Sunday, September 7, 2008

The popular get richer

Pardon the hiatus; I have been busy at KDD and moving back to Pittsburgh (which included a 4-day scenic drive across the country).

In the spirit of the season I've been looking at a large dataset of campaign donations, from 1980 to 2006. This data is free to the public from the FEC; I've parsed and made it available on my website.

One can form a bipartite graph of committees (such as the Underwater Basketweavers' Political Action Committee) and candidates (such as Abraham Lincoln). Individual donations are all filtered through committees (usually a candidate has one or several designated committees), so the organization-candidate graph is the best way to measure donations to specific candidates.

A surprising observation in our KDD paper was the "fortification effect". First, if one takes the number of unique edges added to the graph (that is, the number of interactions between orgs and candidates) and compares with the total weight of the graph (that is, the total $ donated), one finds super-linear behavior. That is, the more unique donor-candidate relationships, the higher the average check becomes. The power law exponent in the org-cand graph was 1.5. (This also holds for $ vs nonunique edges, or number of checks, with exponent 1.15).

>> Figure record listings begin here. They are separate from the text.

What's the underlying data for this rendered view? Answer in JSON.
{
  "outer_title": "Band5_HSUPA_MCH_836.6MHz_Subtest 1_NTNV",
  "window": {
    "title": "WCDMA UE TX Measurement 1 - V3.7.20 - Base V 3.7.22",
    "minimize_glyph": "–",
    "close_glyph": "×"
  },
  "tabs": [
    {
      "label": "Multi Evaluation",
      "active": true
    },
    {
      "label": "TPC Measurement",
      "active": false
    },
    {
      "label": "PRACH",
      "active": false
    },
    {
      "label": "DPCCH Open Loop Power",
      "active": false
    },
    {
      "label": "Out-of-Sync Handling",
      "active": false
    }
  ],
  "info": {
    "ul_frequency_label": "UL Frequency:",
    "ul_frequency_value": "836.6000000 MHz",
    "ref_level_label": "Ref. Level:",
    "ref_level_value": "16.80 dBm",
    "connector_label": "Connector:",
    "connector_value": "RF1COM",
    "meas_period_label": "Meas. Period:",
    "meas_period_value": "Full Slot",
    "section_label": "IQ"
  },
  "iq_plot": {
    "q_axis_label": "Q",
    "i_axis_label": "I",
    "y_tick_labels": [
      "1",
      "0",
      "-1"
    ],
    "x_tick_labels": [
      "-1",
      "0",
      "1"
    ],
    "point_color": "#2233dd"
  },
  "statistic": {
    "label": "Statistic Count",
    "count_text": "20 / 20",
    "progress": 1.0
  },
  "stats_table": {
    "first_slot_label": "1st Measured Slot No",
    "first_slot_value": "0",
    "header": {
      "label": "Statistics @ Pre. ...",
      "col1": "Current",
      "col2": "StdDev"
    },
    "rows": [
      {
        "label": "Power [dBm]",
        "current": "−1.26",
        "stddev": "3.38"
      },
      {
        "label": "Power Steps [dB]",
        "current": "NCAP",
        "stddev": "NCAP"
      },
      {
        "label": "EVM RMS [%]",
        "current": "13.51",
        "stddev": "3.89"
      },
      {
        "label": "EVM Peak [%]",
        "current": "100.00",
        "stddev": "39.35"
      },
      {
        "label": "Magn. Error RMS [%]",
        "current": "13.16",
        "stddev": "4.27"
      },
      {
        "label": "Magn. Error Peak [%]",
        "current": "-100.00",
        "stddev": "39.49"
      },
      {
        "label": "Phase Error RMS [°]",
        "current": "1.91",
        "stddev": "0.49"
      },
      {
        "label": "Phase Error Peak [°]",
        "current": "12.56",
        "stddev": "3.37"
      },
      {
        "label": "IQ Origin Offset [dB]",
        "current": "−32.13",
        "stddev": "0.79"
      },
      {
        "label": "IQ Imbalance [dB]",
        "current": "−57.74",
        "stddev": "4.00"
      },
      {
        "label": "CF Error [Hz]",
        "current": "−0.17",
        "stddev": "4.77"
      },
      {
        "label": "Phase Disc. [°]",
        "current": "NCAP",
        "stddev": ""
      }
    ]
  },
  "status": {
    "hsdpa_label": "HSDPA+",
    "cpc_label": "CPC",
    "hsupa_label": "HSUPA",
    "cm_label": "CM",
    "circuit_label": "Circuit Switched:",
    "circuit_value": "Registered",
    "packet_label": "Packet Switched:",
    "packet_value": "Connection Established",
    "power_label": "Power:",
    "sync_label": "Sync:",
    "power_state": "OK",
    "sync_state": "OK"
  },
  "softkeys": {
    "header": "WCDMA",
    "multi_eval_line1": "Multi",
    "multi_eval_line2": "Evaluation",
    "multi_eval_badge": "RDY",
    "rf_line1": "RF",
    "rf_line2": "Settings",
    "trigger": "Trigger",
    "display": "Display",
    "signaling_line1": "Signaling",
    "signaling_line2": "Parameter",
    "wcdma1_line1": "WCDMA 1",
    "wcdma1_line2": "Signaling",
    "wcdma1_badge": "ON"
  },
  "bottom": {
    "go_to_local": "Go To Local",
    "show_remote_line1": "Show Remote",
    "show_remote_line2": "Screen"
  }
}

Even more interestingly, if one looks closer into the individual candidates, similar behavior emerges. The more donors a candidate has, the higher the average amount received from a donor becomes. The plot below shows money received from candidates vs. number of donor organizations.

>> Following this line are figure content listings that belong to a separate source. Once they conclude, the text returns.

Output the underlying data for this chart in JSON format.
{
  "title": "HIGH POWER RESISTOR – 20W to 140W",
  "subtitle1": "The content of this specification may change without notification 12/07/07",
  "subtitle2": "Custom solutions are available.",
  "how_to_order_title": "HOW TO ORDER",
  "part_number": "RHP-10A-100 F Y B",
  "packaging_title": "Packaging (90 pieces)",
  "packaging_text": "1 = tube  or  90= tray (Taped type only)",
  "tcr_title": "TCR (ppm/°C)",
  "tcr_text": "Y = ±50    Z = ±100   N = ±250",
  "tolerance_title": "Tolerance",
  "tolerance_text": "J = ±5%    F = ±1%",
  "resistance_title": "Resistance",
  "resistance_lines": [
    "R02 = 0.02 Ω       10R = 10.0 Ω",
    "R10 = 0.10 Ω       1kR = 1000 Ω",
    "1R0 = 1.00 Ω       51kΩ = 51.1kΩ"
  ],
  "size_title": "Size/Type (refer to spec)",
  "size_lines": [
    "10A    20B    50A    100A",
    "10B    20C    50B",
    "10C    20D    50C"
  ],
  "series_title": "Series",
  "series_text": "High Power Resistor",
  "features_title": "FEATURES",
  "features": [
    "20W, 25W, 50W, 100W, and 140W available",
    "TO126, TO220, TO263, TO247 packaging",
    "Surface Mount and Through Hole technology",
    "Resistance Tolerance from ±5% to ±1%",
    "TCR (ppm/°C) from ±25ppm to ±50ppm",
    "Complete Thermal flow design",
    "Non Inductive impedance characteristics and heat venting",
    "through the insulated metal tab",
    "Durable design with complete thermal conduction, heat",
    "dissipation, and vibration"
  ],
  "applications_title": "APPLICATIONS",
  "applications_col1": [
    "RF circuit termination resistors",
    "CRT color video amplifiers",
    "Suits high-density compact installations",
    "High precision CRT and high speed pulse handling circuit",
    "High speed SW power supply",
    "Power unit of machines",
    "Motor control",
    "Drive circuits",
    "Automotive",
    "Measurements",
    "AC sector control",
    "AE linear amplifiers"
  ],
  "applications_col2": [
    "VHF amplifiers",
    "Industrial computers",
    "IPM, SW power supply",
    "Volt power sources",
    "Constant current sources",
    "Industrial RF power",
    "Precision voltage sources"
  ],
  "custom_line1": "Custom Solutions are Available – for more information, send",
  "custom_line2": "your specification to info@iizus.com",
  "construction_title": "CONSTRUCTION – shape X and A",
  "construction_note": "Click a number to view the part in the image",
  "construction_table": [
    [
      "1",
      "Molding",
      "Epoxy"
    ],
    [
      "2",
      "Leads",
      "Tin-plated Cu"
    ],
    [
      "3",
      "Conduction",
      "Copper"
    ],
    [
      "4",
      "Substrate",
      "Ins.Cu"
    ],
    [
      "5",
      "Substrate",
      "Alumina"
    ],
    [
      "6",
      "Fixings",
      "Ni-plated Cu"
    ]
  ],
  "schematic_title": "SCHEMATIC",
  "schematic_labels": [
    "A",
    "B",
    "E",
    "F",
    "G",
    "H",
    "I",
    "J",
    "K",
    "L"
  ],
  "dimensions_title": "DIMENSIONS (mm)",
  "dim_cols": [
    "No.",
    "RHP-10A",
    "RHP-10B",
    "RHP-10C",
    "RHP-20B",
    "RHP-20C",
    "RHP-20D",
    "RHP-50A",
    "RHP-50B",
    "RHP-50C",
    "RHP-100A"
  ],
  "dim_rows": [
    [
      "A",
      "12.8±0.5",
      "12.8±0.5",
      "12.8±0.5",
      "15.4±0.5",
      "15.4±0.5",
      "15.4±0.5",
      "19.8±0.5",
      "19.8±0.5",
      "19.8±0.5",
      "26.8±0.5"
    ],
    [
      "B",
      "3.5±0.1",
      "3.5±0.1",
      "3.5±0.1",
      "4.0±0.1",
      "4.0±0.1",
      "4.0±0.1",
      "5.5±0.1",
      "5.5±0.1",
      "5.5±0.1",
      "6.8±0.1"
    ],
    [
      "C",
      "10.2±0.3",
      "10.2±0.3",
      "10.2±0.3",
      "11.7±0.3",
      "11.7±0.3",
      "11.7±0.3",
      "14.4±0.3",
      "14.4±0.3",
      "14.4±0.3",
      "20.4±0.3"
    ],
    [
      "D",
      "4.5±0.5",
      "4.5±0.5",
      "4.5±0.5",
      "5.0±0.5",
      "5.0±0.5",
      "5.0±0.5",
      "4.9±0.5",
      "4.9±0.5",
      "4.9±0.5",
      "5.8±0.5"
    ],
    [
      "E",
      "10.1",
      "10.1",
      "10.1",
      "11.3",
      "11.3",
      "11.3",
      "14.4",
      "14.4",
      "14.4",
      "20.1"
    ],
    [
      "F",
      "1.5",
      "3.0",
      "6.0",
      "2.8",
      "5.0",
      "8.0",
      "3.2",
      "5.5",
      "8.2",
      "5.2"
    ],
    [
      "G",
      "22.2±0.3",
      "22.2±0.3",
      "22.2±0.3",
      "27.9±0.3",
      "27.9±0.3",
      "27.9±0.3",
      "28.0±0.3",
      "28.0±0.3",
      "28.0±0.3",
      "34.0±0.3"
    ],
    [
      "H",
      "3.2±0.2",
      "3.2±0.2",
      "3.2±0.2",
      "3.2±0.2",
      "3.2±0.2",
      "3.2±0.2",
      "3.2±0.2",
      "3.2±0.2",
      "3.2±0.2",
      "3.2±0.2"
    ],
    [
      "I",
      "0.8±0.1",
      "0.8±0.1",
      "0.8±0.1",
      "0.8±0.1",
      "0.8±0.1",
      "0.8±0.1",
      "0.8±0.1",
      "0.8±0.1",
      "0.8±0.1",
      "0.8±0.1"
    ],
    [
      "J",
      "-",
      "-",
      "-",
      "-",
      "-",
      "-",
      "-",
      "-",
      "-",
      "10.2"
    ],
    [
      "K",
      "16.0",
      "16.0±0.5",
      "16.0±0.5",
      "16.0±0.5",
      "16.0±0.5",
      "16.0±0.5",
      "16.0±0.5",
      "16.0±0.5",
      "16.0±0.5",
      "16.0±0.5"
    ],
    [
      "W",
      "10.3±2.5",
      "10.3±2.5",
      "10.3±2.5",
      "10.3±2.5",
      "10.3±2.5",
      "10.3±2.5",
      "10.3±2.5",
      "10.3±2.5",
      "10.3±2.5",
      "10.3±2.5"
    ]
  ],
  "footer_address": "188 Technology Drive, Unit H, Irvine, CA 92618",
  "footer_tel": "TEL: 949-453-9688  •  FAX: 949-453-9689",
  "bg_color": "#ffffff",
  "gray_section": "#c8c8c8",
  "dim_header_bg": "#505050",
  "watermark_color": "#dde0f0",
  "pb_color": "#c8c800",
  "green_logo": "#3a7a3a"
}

Each green point represents one candidate, with the y-axis being the total money that candidate has received, and the x-coordinate being the number of donating organizations. The lower points represent the median for edge-intervals, with upper quartile error bars drawn. The red line is the power law fit-- here we have super-linear behavior between number of donors and the amount donated (with exponent 1.17). And again, the same is true for non-unique donations-- the more checks, the higher the average check.

Again, this does not include the 2008 data. I hear that Obama's donation patterns are different (lots of little checks, they tell me), but haven't confirmed this yet.

5 comments:

Anonymous said...

>The data, fully built, will form a tripartite, directed graph.

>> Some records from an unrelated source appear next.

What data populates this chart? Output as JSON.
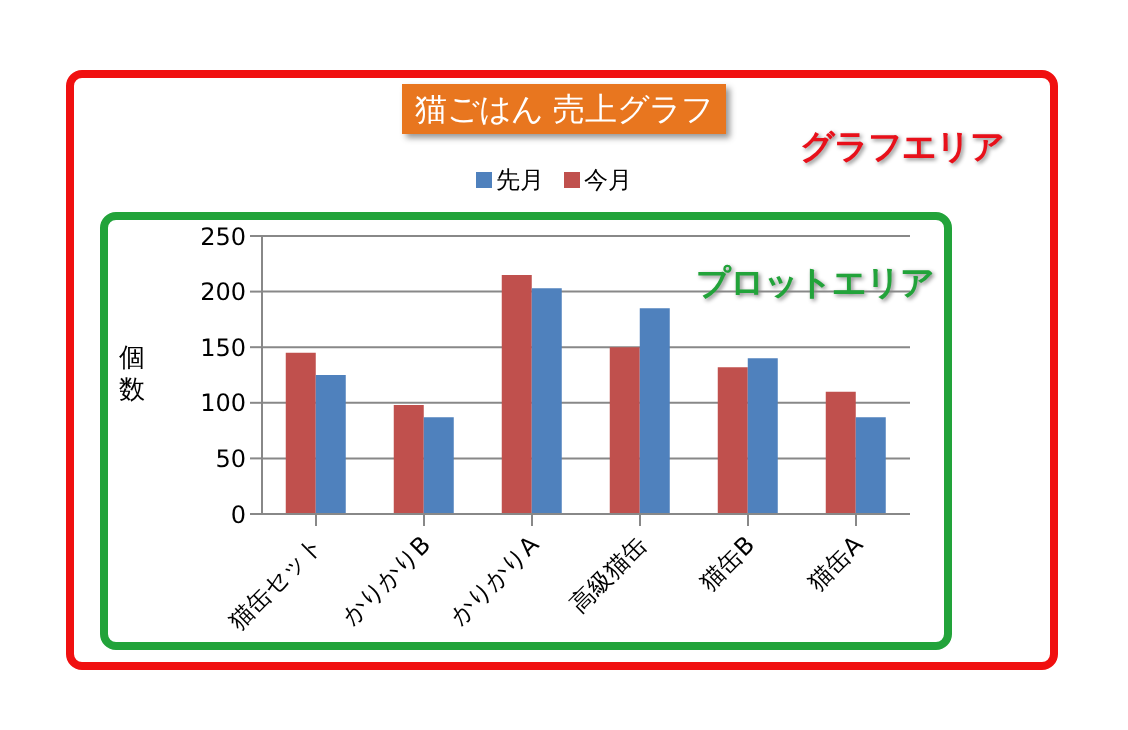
{
  "chart_data": {
    "type": "bar",
    "title": "猫ごはん 売上グラフ",
    "ylabel": "個数",
    "categories": [
      "猫缶セット",
      "かりかりB",
      "かりかりA",
      "高級猫缶",
      "猫缶B",
      "猫缶A"
    ],
    "series": [
      {
        "name": "先月",
        "color": "#4f81bd",
        "values": [
          125,
          87,
          203,
          185,
          140,
          87
        ]
      },
      {
        "name": "今月",
        "color": "#c0504d",
        "values": [
          145,
          98,
          215,
          150,
          132,
          110
        ]
      }
    ],
    "ylim": [
      0,
      250
    ],
    "yticks": [
      0,
      50,
      100,
      150,
      200,
      250
    ],
    "grid": "y",
    "legend": "top",
    "annotations": [
      "グラフエリア",
      "プロットエリア"
    ]
  }
}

There are also huge numbers of committee-to-committee transactions, which makes the graph not strictly tripartite.

> Individual donations are all filtered through committees (usually a candidate has one or several designated committees),

Not always, in some cases individuals make contributions directly to candidates, not to their committee (especially in-kind, expenses on behalf of)

Have you cleaned the dataset to standardize and disambiguate individuals names? Wouldn't impact general statistics about distribution of contribution sizes, but the names problem makes it very hard to match individuals to build an appropriate network.

Mary McGlohon said...

I didn't think there were a huge number-- my impression it was a relatively small percentage of committee-to-committee compared with committee-to-candidate. I think this information would be valuable for proximity work, but we haven't gotten there yet.

Also, at least in the FEC data, when individuals donated directly to a committee they usually have their own FEC ID, correct? In those cases we counted them as a "committee". It would be pretty easy to spot these in the dataset since they presumably aren't also collecting from other individuals.

For individual disambiguation we used last name + zip code-- we're aware it's messy so we've chose to focus mainly on the committee-candidate side.

I'm not a domain expert, so I'd welcome any other advice you have.

Anonymous said...
This comment has been removed by a blog administrator.
Anonymous said...
This comment has been removed by a blog administrator.
Anonymous said...
This comment has been removed by a blog administrator.